As someone who has had personal experience with this model of add-on keyboard, I can confidently say that none of the keys were latching, thus using one of the six spare keys for controlling the tape recorder remotely would indeed require the user to hold down that key for the duration of the save/load process. I am just as baffled as you and Brad are regarding this key.
wonder what the rational of keeping the stock case in the box, there's oodles of room if they had just secured the board to the box with a few stand off's (back in them days I would just use hex nuts large enough to pass the screw into the wood but not too big to short... many wooden box radio shack projects when I was a kid)
DK'tronics (yes the apostrophe is compulsory) made early Spectrum and ZX81 keyboards. Yours doesn't match anything I can find on the net, but that doesn't mean they didn't make it. They apparently didn't mark their product except on the PCB, so there y'go. I dunno about spending so much money on a full keyboard for the ZX81... it's sort of like throwing good money after bad. The ZX81 is a great thing for what it is but it's cheapness is absolutely in it's genes, pretty much every design decision, including the ingenious ones, seem to be in the name of saving money. To get computers into the hands of people who couldn't otherwise have one. I think if it were me back in the day, were I old enough, and I'd bought this keyboard for my ZX81, I'd just end up feeling cheated, like, "what am I going to do about the barely-existent monochrome graphics and no sound?". The keyboard's too good for it! Hey, silly question, because of COURSE you did, but did you ever play 3D Monster Maze? It's like Doom, man, with a Tyrannosaurus Rex!

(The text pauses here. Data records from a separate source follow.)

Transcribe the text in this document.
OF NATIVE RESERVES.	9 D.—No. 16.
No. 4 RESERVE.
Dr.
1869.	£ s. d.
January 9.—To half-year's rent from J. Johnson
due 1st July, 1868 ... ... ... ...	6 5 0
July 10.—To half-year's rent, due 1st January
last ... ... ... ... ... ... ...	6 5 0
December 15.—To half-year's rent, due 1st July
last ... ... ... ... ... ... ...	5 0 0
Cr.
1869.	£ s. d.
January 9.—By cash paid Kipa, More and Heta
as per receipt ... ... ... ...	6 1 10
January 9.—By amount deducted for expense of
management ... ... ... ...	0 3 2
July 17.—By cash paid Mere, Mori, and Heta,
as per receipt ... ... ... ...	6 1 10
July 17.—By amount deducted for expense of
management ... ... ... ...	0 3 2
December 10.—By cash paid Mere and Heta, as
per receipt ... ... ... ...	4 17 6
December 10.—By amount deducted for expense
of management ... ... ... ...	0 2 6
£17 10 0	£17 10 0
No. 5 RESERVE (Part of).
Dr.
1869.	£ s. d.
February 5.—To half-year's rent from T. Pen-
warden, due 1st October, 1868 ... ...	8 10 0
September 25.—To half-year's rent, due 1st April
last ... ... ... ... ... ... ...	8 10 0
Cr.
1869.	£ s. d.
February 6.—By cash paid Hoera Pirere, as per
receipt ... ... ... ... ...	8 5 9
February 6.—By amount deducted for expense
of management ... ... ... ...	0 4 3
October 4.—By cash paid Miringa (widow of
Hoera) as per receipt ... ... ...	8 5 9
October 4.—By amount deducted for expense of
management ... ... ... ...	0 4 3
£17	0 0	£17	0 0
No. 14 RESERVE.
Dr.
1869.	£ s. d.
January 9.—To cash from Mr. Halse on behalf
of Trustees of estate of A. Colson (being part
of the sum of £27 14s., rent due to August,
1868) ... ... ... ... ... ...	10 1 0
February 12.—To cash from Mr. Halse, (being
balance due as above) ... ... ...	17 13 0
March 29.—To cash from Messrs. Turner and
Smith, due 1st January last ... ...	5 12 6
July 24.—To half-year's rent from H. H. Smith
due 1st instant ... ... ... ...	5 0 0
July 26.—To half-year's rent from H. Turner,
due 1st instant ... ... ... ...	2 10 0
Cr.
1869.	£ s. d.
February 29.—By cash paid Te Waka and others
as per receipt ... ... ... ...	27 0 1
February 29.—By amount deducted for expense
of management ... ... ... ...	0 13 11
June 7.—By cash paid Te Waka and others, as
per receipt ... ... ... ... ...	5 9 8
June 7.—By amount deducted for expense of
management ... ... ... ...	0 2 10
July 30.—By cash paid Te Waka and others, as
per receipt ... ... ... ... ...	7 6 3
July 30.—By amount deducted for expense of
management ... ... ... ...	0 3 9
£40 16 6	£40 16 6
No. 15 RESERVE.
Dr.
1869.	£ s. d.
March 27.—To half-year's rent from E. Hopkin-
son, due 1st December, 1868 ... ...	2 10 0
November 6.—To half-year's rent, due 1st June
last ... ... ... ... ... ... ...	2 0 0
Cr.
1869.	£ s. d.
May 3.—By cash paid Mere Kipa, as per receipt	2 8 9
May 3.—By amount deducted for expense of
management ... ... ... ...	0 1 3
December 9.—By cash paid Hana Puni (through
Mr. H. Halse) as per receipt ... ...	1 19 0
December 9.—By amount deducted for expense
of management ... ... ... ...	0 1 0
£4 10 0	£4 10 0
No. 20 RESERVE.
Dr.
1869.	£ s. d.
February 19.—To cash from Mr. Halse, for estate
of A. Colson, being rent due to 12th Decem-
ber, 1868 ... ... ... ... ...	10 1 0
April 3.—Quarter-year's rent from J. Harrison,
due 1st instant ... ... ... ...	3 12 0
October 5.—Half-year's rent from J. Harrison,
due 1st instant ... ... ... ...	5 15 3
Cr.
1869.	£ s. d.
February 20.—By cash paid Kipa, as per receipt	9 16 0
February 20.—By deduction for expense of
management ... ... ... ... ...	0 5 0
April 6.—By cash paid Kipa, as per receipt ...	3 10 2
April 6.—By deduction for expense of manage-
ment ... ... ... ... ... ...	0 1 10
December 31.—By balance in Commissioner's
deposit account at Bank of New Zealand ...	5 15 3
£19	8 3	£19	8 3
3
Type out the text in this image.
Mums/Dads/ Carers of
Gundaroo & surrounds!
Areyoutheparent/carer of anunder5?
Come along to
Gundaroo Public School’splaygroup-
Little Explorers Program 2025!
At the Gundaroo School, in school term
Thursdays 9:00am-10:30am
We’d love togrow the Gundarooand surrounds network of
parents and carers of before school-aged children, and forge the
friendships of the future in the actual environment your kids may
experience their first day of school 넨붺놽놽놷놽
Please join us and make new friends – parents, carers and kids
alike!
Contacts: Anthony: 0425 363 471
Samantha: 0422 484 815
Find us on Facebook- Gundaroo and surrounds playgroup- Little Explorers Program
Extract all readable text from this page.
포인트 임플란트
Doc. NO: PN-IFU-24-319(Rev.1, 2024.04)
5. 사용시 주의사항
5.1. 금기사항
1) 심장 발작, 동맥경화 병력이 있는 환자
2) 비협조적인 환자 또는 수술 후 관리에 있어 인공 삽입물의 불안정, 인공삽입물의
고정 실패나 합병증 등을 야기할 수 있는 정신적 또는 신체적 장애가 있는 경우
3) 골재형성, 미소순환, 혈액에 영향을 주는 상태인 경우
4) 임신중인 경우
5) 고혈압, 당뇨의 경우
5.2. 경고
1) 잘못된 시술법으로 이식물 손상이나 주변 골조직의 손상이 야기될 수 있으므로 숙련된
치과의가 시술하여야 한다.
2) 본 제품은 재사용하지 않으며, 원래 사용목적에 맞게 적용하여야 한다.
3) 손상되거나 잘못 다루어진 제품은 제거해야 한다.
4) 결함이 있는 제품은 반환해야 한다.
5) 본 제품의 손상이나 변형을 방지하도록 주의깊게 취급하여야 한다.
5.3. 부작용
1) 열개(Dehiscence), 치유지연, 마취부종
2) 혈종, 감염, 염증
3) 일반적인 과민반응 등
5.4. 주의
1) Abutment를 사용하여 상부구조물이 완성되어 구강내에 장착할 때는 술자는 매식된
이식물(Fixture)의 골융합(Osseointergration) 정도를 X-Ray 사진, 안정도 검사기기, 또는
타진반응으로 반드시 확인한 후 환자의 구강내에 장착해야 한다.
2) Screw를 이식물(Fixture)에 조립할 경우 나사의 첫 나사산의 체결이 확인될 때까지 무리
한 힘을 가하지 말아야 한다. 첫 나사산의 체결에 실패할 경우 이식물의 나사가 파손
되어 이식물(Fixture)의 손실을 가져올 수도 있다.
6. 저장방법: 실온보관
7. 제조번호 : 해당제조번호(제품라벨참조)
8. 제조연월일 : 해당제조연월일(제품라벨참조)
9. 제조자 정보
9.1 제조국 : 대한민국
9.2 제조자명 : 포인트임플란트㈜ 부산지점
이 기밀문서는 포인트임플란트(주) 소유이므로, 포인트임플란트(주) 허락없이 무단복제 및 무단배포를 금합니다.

just replace the onboard 2k SRAM with a 32k SRAM chip, there are loads of instructions on how to do that. you're nuking the problem when the answer is so simple.
This ZX81 has 1k the chips in positions IC4a and IC4b being 2114s which are 4 bits wide. A 2k version would have a single 2016 fitted in the IC4 position.
Not those that were sold in the UK and Europe, but there was a brief period when the ZX81 was exported from England to the USA; these machines had to have the FCC approval sticker, of course. Soon, however, Sinclair struck a deal with Timex* that allowed Timex to manufacture and sell the machines in North America under the Timex-Sinclair brand. The TS1000 was followed by the TS1500, which was a modified ZX81 with 16K of memory onboard, and a redesigned ULA; this model was housed in a case that resembled the case for the ZX Spectrum, with the same kind of rubber keys as the Speccy as well. The last model produced by Timex-Sinclair was the TS2068 which was an enhanced ZX Spectrum: it had a slot for ROM cartridges which eliminated tape loading (and all the problems _that_ entailed), a built-in 3-voice sound generator (an AY-3-8912), two joystick ports, and some new screen modes with up to 80 or 85 characters per line and a higher colour resolution (8x1 pixels instead of the 8x8 pixel colour blocks of the Speccy). Unfortunately, these new screen modes meant that many games were not compatible with this machine, so Timex-Sinclair also had to release an "emulation" cartridge which contained an unmodified ZX Spectrum ROM. *At that point, Sinclair had already been using Timex as a manufacturer for the domestic models, which were made in a factory in Dundee, Scotland.